Project Details
Project Description
Site The edge of a forested hill overlooking the Pacific Ocean in Penco, a Chilean city devastated by the February 2010 earthquake.
Program A 4,465-square-foot pavilion with an enclosed gallery, one of 10 projects by different firms intended to help the region rebuild its cultural infrastructure.
Solution The poured-concrete, flat-roofed pavilion contains two semielliptical volumes: an open-air courtyard with two entry points at the corners, and an enclosed gallery with a sliding-glass end wall overlooking the ocean. The entrance to the gallery from the courtyard occurs at the point where the two semiellipses touch. Offices, washrooms, and storage occur in the interstitial spaces between the two volumes.

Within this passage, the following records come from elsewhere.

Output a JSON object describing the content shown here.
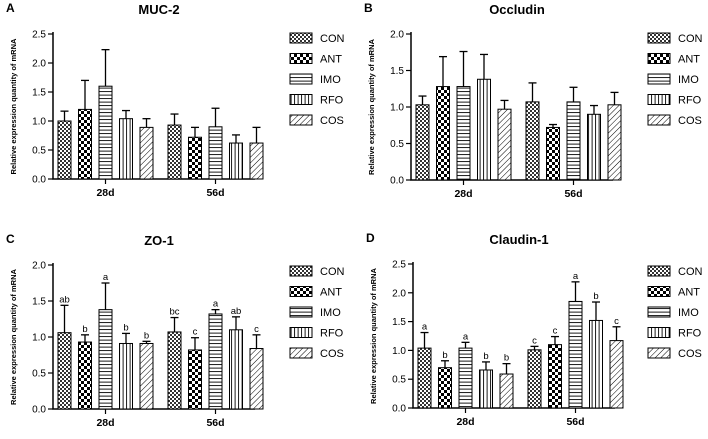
{
  "legend_labels": [
    "CON",
    "ANT",
    "IMO",
    "RFO",
    "COS"
  ],
  "chart_data": [
    {
      "panel": "A",
      "type": "bar",
      "title": "MUC-2",
      "ylabel": "Relative expression quantity of mRNA",
      "ylim": [
        0,
        2.5
      ],
      "yticks": [
        "0.0",
        "0.5",
        "1.0",
        "1.5",
        "2.0",
        "2.5"
      ],
      "categories": [
        "28d",
        "56d"
      ],
      "series": [
        {
          "name": "CON",
          "values": [
            1.0,
            0.93
          ],
          "errors": [
            0.17,
            0.19
          ],
          "letters": [
            "",
            ""
          ]
        },
        {
          "name": "ANT",
          "values": [
            1.2,
            0.72
          ],
          "errors": [
            0.5,
            0.17
          ],
          "letters": [
            "",
            ""
          ]
        },
        {
          "name": "IMO",
          "values": [
            1.6,
            0.9
          ],
          "errors": [
            0.63,
            0.32
          ],
          "letters": [
            "",
            ""
          ]
        },
        {
          "name": "RFO",
          "values": [
            1.04,
            0.62
          ],
          "errors": [
            0.14,
            0.14
          ],
          "letters": [
            "",
            ""
          ]
        },
        {
          "name": "COS",
          "values": [
            0.89,
            0.62
          ],
          "errors": [
            0.15,
            0.27
          ],
          "letters": [
            "",
            ""
          ]
        }
      ]
    },
    {
      "panel": "B",
      "type": "bar",
      "title": "Occludin",
      "ylabel": "Relative expression quantity of mRNA",
      "ylim": [
        0,
        2.0
      ],
      "yticks": [
        "0.0",
        "0.5",
        "1.0",
        "1.5",
        "2.0"
      ],
      "categories": [
        "28d",
        "56d"
      ],
      "series": [
        {
          "name": "CON",
          "values": [
            1.03,
            1.07
          ],
          "errors": [
            0.12,
            0.26
          ],
          "letters": [
            "",
            ""
          ]
        },
        {
          "name": "ANT",
          "values": [
            1.28,
            0.72
          ],
          "errors": [
            0.41,
            0.04
          ],
          "letters": [
            "",
            ""
          ]
        },
        {
          "name": "IMO",
          "values": [
            1.28,
            1.07
          ],
          "errors": [
            0.48,
            0.2
          ],
          "letters": [
            "",
            ""
          ]
        },
        {
          "name": "RFO",
          "values": [
            1.38,
            0.9
          ],
          "errors": [
            0.34,
            0.12
          ],
          "letters": [
            "",
            ""
          ]
        },
        {
          "name": "COS",
          "values": [
            0.97,
            1.03
          ],
          "errors": [
            0.12,
            0.17
          ],
          "letters": [
            "",
            ""
          ]
        }
      ]
    },
    {
      "panel": "C",
      "type": "bar",
      "title": "ZO-1",
      "ylabel": "Relative expression quantity of mRNA",
      "ylim": [
        0,
        2.0
      ],
      "yticks": [
        "0.0",
        "0.5",
        "1.0",
        "1.5",
        "2.0"
      ],
      "categories": [
        "28d",
        "56d"
      ],
      "series": [
        {
          "name": "CON",
          "values": [
            1.06,
            1.07
          ],
          "errors": [
            0.38,
            0.2
          ],
          "letters": [
            "ab",
            "bc"
          ]
        },
        {
          "name": "ANT",
          "values": [
            0.93,
            0.82
          ],
          "errors": [
            0.1,
            0.17
          ],
          "letters": [
            "b",
            "c"
          ]
        },
        {
          "name": "IMO",
          "values": [
            1.38,
            1.32
          ],
          "errors": [
            0.37,
            0.06
          ],
          "letters": [
            "a",
            "a"
          ]
        },
        {
          "name": "RFO",
          "values": [
            0.91,
            1.1
          ],
          "errors": [
            0.14,
            0.18
          ],
          "letters": [
            "b",
            "ab"
          ]
        },
        {
          "name": "COS",
          "values": [
            0.91,
            0.84
          ],
          "errors": [
            0.03,
            0.19
          ],
          "letters": [
            "b",
            "c"
          ]
        }
      ]
    },
    {
      "panel": "D",
      "type": "bar",
      "title": "Claudin-1",
      "ylabel": "Relative expression quantity of mRNA",
      "ylim": [
        0,
        2.5
      ],
      "yticks": [
        "0.0",
        "0.5",
        "1.0",
        "1.5",
        "2.0",
        "2.5"
      ],
      "categories": [
        "28d",
        "56d"
      ],
      "series": [
        {
          "name": "CON",
          "values": [
            1.04,
            1.01
          ],
          "errors": [
            0.27,
            0.06
          ],
          "letters": [
            "a",
            "c"
          ]
        },
        {
          "name": "ANT",
          "values": [
            0.7,
            1.1
          ],
          "errors": [
            0.12,
            0.14
          ],
          "letters": [
            "b",
            "c"
          ]
        },
        {
          "name": "IMO",
          "values": [
            1.04,
            1.85
          ],
          "errors": [
            0.1,
            0.34
          ],
          "letters": [
            "a",
            "a"
          ]
        },
        {
          "name": "RFO",
          "values": [
            0.66,
            1.52
          ],
          "errors": [
            0.14,
            0.32
          ],
          "letters": [
            "b",
            "b"
          ]
        },
        {
          "name": "COS",
          "values": [
            0.59,
            1.17
          ],
          "errors": [
            0.18,
            0.24
          ],
          "letters": [
            "b",
            "c"
          ]
        }
      ]
    }
  ]
}
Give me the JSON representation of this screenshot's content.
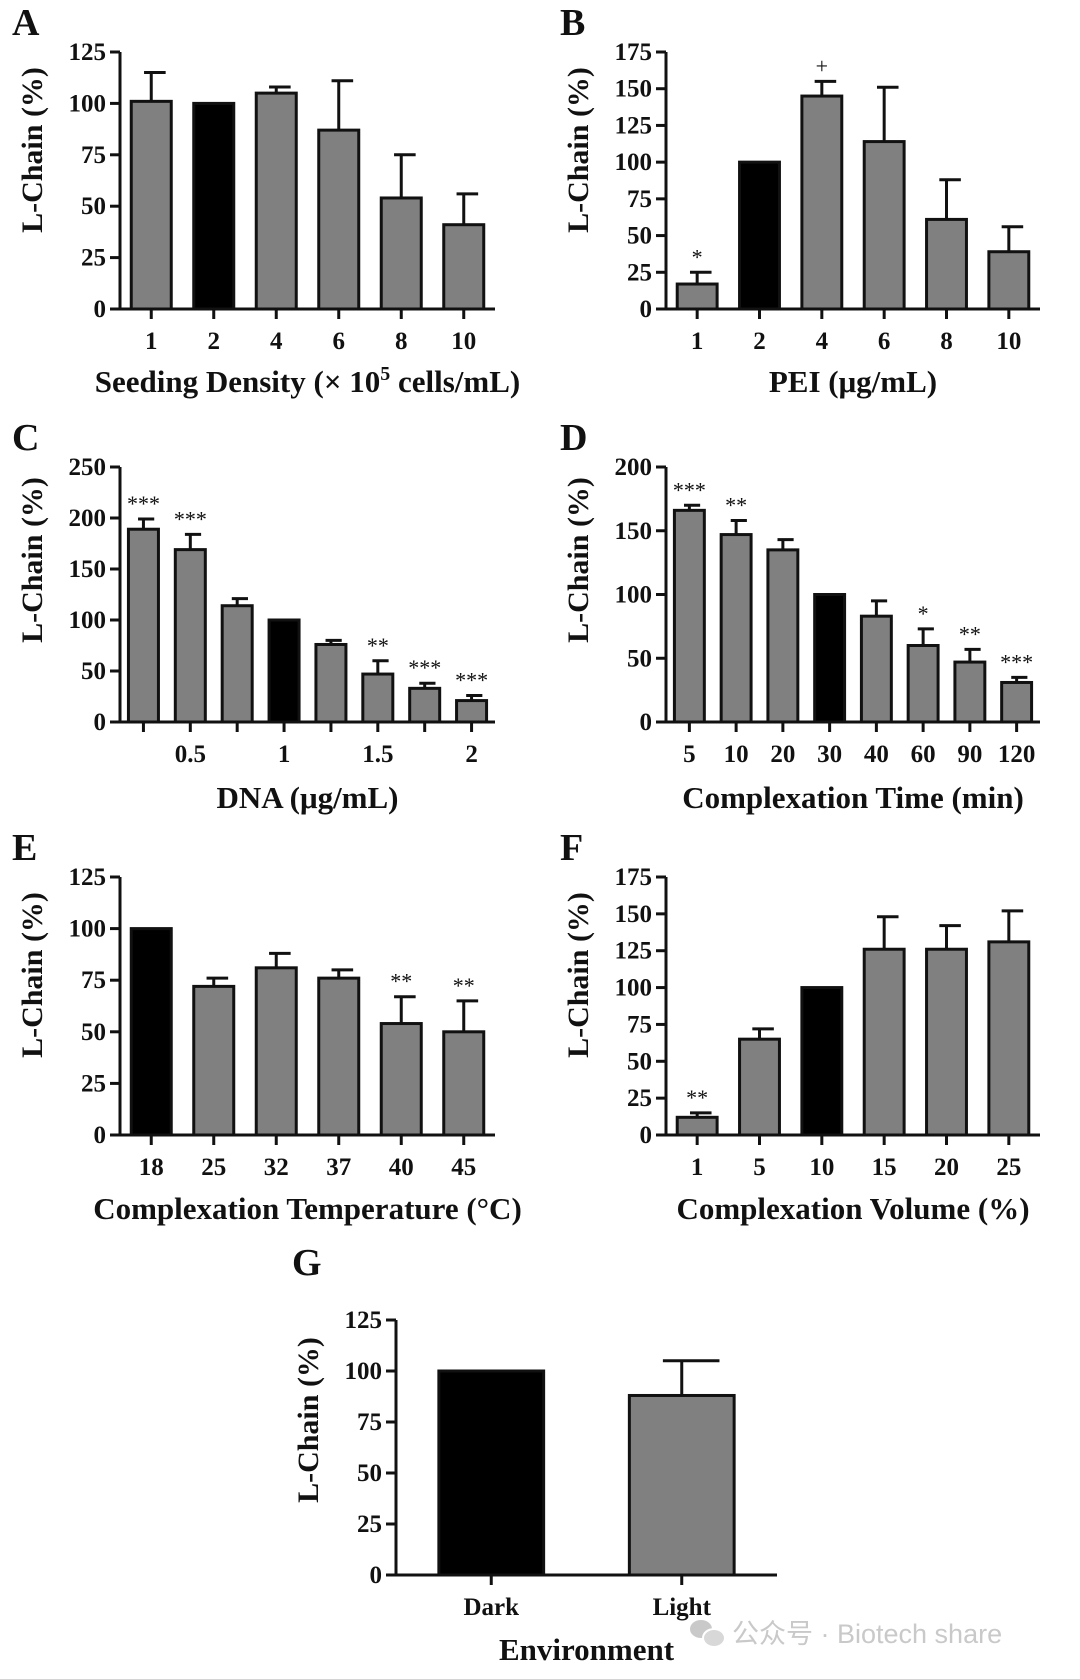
{
  "figure_title": "",
  "watermark": "公众号 · Biotech share",
  "colors": {
    "gray_bar": "#808080",
    "black_bar": "#000000",
    "axis": "#111111"
  },
  "chart_data": [
    {
      "panel": "A",
      "type": "bar",
      "categories": [
        "1",
        "2",
        "4",
        "6",
        "8",
        "10"
      ],
      "values": [
        101,
        100,
        105,
        87,
        54,
        41
      ],
      "errors": [
        14,
        0,
        3,
        24,
        21,
        15
      ],
      "highlight": [
        1
      ],
      "significance": [
        "",
        "",
        "",
        "",
        "",
        ""
      ],
      "xlabel": "Seeding Density (× 10",
      "xlabel_sup": "5",
      "xlabel_suffix": " cells/mL)",
      "ylabel": "L-Chain (%)",
      "ylim": [
        0,
        125
      ],
      "yticks": [
        "0",
        "25",
        "50",
        "75",
        "100",
        "125"
      ],
      "tick_values": [
        0,
        25,
        50,
        75,
        100,
        125
      ]
    },
    {
      "panel": "B",
      "type": "bar",
      "categories": [
        "1",
        "2",
        "4",
        "6",
        "8",
        "10"
      ],
      "values": [
        17,
        100,
        145,
        114,
        61,
        39
      ],
      "errors": [
        8,
        0,
        10,
        37,
        27,
        17
      ],
      "highlight": [
        1
      ],
      "significance": [
        "*",
        "",
        "+",
        "",
        "",
        ""
      ],
      "xlabel": "PEI (μg/mL)",
      "ylabel": "L-Chain (%)",
      "ylim": [
        0,
        175
      ],
      "yticks": [
        "0",
        "25",
        "50",
        "75",
        "100",
        "125",
        "150",
        "175"
      ],
      "tick_values": [
        0,
        25,
        50,
        75,
        100,
        125,
        150,
        175
      ]
    },
    {
      "panel": "C",
      "type": "bar",
      "categories": [
        "0.25",
        "0.5",
        "0.75",
        "1",
        "1.25",
        "1.5",
        "1.75",
        "2"
      ],
      "values": [
        189,
        169,
        114,
        100,
        76,
        47,
        33,
        21
      ],
      "errors": [
        10,
        15,
        7,
        0,
        4,
        13,
        5,
        5
      ],
      "highlight": [
        3
      ],
      "significance": [
        "***",
        "***",
        "",
        "",
        "",
        "**",
        "***",
        "***"
      ],
      "xticks": [
        "0.5",
        "1",
        "1.5",
        "2"
      ],
      "xtick_positions": [
        0.5,
        1,
        1.5,
        2
      ],
      "xlabel": "DNA (μg/mL)",
      "ylabel": "L-Chain (%)",
      "ylim": [
        0,
        250
      ],
      "yticks": [
        "0",
        "50",
        "100",
        "150",
        "200",
        "250"
      ],
      "tick_values": [
        0,
        50,
        100,
        150,
        200,
        250
      ]
    },
    {
      "panel": "D",
      "type": "bar",
      "categories": [
        "5",
        "10",
        "20",
        "30",
        "40",
        "60",
        "90",
        "120"
      ],
      "values": [
        166,
        147,
        135,
        100,
        83,
        60,
        47,
        31
      ],
      "errors": [
        4,
        11,
        8,
        0,
        12,
        13,
        10,
        4
      ],
      "highlight": [
        3
      ],
      "significance": [
        "***",
        "**",
        "",
        "",
        "",
        "*",
        "**",
        "***"
      ],
      "xlabel": "Complexation Time (min)",
      "ylabel": "L-Chain (%)",
      "ylim": [
        0,
        200
      ],
      "yticks": [
        "0",
        "50",
        "100",
        "150",
        "200"
      ],
      "tick_values": [
        0,
        50,
        100,
        150,
        200
      ]
    },
    {
      "panel": "E",
      "type": "bar",
      "categories": [
        "18",
        "25",
        "32",
        "37",
        "40",
        "45"
      ],
      "values": [
        100,
        72,
        81,
        76,
        54,
        50
      ],
      "errors": [
        0,
        4,
        7,
        4,
        13,
        15
      ],
      "highlight": [
        0
      ],
      "significance": [
        "",
        "",
        "",
        "",
        "**",
        "**"
      ],
      "xlabel": "Complexation Temperature (°C)",
      "ylabel": "L-Chain (%)",
      "ylim": [
        0,
        125
      ],
      "yticks": [
        "0",
        "25",
        "50",
        "75",
        "100",
        "125"
      ],
      "tick_values": [
        0,
        25,
        50,
        75,
        100,
        125
      ]
    },
    {
      "panel": "F",
      "type": "bar",
      "categories": [
        "1",
        "5",
        "10",
        "15",
        "20",
        "25"
      ],
      "values": [
        12,
        65,
        100,
        126,
        126,
        131
      ],
      "errors": [
        3,
        7,
        0,
        22,
        16,
        21
      ],
      "highlight": [
        2
      ],
      "significance": [
        "**",
        "",
        "",
        "",
        "",
        ""
      ],
      "xlabel": "Complexation Volume (%)",
      "ylabel": "L-Chain (%)",
      "ylim": [
        0,
        175
      ],
      "yticks": [
        "0",
        "25",
        "50",
        "75",
        "100",
        "125",
        "150",
        "175"
      ],
      "tick_values": [
        0,
        25,
        50,
        75,
        100,
        125,
        150,
        175
      ]
    },
    {
      "panel": "G",
      "type": "bar",
      "categories": [
        "Dark",
        "Light"
      ],
      "values": [
        100,
        88
      ],
      "errors": [
        0,
        17
      ],
      "highlight": [
        0
      ],
      "significance": [
        "",
        ""
      ],
      "xlabel": "Environment",
      "ylabel": "L-Chain (%)",
      "ylim": [
        0,
        125
      ],
      "yticks": [
        "0",
        "25",
        "50",
        "75",
        "100",
        "125"
      ],
      "tick_values": [
        0,
        25,
        50,
        75,
        100,
        125
      ]
    }
  ]
}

Though identical in plan, the two volumes have divergent characters. The courtyard has concrete walls cast in forms made from tree trunks to give the surface a rough, scalloped texture that recalls the trees and buildings that were destroyed in the 2010 earthquake. The gallery’s polished, curved wall recalls the ocean—seen beyond the glass end wall—from which a tsunami originated. Juror Joseph Rosa called the pavilion “a viewing device,” and it does carefully modulate the visitor experience: The courtyard focuses attention on the sky, while the gallery’s folded ceiling directs the eye toward the horizon.
It has “the simplicity of a shed, but … [with] more building there,” juror Mary-Ann Ray said. And juror Cathy Simon noted that “within this context of heavily built space, the idea of the sanctuary is a positive thing.”